Under these circumstances, your rereading of the play is a performance, an involuntary admission that what Black Picture Show depicts is the thin line between the insanity of what is normal in 2016 and recognition, possible way back  in 1975,  that certain abnormal entrapments were  not alien in the worlds of American theatre. Over a period of forty years, the rules of the game you play with race cards have changed very little.  Assisted by technological changes and American moral regression, the rules have become more deadly.

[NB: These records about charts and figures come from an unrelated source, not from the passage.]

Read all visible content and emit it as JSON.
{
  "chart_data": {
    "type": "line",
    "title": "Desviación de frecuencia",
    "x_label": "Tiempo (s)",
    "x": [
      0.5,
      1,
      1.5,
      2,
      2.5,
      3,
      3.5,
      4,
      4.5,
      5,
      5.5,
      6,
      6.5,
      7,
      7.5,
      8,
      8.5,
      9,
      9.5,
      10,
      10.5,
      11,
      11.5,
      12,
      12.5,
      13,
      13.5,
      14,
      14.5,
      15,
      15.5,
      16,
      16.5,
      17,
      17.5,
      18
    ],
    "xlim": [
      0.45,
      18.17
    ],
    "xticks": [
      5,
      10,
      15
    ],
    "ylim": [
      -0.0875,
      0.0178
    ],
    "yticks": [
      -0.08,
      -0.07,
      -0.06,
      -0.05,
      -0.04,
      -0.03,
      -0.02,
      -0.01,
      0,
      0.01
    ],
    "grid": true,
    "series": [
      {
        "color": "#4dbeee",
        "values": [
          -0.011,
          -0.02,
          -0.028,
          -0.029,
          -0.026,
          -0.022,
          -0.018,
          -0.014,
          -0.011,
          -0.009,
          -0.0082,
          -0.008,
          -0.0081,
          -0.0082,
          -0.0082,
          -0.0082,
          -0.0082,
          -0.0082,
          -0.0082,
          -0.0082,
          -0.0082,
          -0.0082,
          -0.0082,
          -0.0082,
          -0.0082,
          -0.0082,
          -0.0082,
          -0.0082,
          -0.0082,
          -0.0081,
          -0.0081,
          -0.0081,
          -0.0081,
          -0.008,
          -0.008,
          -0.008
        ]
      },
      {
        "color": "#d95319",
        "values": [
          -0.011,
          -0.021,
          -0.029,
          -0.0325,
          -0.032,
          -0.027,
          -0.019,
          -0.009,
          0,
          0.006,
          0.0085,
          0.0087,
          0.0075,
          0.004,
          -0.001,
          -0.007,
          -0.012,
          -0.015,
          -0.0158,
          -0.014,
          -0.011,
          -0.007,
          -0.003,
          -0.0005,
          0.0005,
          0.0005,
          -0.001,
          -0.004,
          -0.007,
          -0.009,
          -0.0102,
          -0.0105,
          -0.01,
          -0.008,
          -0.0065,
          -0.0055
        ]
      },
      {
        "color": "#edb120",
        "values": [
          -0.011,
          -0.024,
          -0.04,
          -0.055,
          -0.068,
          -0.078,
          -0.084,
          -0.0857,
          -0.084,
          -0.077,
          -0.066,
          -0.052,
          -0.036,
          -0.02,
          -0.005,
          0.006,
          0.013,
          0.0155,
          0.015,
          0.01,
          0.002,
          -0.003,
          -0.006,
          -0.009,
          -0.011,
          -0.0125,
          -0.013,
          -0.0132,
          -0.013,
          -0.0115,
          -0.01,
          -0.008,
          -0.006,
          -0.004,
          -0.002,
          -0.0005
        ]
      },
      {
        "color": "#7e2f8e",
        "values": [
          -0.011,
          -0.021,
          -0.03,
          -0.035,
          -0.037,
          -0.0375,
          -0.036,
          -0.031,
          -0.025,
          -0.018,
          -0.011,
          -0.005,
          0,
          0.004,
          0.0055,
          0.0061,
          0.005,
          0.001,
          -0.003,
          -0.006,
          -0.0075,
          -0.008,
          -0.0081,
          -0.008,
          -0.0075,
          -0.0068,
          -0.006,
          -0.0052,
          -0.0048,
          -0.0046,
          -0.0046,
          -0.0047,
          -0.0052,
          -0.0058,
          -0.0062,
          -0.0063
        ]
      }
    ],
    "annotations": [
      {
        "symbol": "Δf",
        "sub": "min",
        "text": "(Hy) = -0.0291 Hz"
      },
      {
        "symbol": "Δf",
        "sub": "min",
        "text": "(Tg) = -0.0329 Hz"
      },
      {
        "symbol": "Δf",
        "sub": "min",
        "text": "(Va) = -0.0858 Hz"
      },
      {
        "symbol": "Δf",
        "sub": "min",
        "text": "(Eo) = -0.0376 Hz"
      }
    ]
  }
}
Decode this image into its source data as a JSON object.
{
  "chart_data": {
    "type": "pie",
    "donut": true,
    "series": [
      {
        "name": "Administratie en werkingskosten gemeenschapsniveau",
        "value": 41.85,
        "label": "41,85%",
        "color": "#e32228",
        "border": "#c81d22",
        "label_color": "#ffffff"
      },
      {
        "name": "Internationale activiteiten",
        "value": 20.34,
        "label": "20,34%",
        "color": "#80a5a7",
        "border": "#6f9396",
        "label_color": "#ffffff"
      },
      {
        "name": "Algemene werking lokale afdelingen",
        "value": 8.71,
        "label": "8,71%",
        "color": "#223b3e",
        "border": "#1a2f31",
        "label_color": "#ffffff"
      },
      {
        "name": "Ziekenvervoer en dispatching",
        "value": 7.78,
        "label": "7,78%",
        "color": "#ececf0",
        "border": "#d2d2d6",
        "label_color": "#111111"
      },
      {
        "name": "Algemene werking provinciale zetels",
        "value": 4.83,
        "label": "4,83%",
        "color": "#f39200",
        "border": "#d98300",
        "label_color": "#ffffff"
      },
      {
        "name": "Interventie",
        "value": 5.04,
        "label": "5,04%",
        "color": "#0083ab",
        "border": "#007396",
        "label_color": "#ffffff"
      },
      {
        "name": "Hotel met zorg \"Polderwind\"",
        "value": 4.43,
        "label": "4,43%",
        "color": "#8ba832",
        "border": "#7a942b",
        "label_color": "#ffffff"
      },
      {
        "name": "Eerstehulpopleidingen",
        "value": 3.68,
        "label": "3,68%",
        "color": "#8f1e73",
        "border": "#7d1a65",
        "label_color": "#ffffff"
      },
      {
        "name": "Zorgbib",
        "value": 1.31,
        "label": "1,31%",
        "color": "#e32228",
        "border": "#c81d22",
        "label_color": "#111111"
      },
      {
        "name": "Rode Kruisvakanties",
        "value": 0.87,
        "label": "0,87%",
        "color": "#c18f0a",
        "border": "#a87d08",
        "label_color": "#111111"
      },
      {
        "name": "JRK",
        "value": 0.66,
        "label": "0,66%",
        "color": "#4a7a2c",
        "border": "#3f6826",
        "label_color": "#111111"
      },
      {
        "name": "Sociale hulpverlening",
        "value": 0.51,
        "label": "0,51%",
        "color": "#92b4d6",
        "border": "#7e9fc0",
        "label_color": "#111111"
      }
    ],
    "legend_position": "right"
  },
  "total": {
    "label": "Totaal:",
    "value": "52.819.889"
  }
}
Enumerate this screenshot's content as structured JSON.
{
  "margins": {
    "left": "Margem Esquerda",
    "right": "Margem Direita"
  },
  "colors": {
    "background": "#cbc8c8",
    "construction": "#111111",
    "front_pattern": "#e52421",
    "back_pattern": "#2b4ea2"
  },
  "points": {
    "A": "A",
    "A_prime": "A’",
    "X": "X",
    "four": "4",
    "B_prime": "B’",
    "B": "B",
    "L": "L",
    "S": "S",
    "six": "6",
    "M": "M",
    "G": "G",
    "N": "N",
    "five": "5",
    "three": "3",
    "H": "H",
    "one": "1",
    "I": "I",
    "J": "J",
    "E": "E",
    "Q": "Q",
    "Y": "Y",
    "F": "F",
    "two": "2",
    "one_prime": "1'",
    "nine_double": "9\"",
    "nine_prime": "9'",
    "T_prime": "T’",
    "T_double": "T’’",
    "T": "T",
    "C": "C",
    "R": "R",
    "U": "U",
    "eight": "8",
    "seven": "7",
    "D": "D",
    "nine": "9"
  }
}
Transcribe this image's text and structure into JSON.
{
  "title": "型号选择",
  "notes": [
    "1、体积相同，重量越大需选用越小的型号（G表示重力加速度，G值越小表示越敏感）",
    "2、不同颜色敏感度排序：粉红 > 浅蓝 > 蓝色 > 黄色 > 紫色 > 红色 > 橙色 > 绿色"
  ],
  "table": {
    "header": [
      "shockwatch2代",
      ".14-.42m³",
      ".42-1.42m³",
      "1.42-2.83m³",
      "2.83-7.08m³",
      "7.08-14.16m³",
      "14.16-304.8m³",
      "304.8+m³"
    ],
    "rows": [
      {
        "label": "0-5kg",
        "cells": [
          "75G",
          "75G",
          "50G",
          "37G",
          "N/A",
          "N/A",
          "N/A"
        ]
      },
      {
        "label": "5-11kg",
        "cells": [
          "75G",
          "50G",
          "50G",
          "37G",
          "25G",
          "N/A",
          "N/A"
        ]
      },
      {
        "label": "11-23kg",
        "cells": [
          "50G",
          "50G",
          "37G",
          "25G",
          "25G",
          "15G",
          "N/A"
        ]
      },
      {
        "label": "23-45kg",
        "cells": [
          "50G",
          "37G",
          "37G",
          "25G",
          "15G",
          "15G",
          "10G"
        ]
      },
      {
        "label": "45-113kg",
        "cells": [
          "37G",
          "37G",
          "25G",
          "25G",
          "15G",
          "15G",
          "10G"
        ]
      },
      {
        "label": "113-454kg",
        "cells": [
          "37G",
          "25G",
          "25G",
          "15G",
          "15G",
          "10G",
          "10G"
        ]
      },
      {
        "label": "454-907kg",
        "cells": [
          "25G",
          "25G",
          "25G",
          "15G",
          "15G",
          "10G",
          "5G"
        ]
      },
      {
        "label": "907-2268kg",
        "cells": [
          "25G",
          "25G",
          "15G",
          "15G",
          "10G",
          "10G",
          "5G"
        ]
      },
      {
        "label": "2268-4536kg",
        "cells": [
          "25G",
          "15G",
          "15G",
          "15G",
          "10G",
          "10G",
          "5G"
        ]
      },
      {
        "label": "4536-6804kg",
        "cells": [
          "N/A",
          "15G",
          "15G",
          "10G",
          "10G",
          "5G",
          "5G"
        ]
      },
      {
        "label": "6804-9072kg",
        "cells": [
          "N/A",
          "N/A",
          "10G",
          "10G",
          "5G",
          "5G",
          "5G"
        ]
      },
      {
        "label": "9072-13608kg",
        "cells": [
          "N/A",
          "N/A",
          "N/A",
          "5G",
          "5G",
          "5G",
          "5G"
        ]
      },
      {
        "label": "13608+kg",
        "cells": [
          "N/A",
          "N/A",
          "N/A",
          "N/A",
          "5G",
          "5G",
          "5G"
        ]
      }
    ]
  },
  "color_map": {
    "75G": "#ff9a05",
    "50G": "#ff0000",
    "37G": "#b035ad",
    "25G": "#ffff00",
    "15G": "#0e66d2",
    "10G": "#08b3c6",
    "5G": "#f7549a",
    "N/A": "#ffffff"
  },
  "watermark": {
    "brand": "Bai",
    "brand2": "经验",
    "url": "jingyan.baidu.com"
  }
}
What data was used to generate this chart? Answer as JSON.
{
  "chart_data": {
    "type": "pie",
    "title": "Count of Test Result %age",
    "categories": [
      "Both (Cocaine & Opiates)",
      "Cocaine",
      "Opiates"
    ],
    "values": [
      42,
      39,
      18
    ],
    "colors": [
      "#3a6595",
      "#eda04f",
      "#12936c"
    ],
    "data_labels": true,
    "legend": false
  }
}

In a gripping bit of monologue, Alexander, the poet/playwright/protagonist, recites

Some piece of European truth

that has dearly come apart

emaciates my blood

and manipulates

my heart.

 

I have come to understand

through the accident of stress

that art devoid of me is

genocide

at best. (82)

 

Alexander sends a most discomforting "truth" about art into your ears.  Alexander's words, like those which challenge and tantalize you in some plays by Adrienne Kennedy and Suzan-Lori Parks, an absence or gap of meaning that is not filled by the critically acclaimed plays of August Wilson or by the overwhelming popular productions in several genres of works by Tyler Perry. You begin to think about the probable crisis of art in America.

 

 Through distress you gaze into an abyss with stoic awareness that you and people like you signify nothing, or signify a lot that has come to mean very little.  Your exaggerated sentiments are grounds for claiming that the paucity of serious discussion of plays by African Americans from 1975 to now is a flaw in the production/performance of how we ought to account for black writing.  You are thinking of plays that get reviewed nowhere.

 

The hegemony of drama in our social and political lives seems to have silenced our voices about Black Picture Show and kindred plays that seek to create rather than merely perform emancipating languages. Why do we so willing swallow whatever panders to our foibles? We have not been sufficiently proactive  in calling out the hegemony of drama for the obscenity that it is, or in cursing about  the moral disengagement  so highly prized and rewarded by the Academy and the Establishment.  We have not fought hard enough to create conversations about the work, let us say, of Harold E. Clark, a New Orleans playwright who is morally engaged. Those of us who say we are deeply interested in black writing must, unfortunately, live with our complicity in being performed by theory and praxis into self-destructive conduct.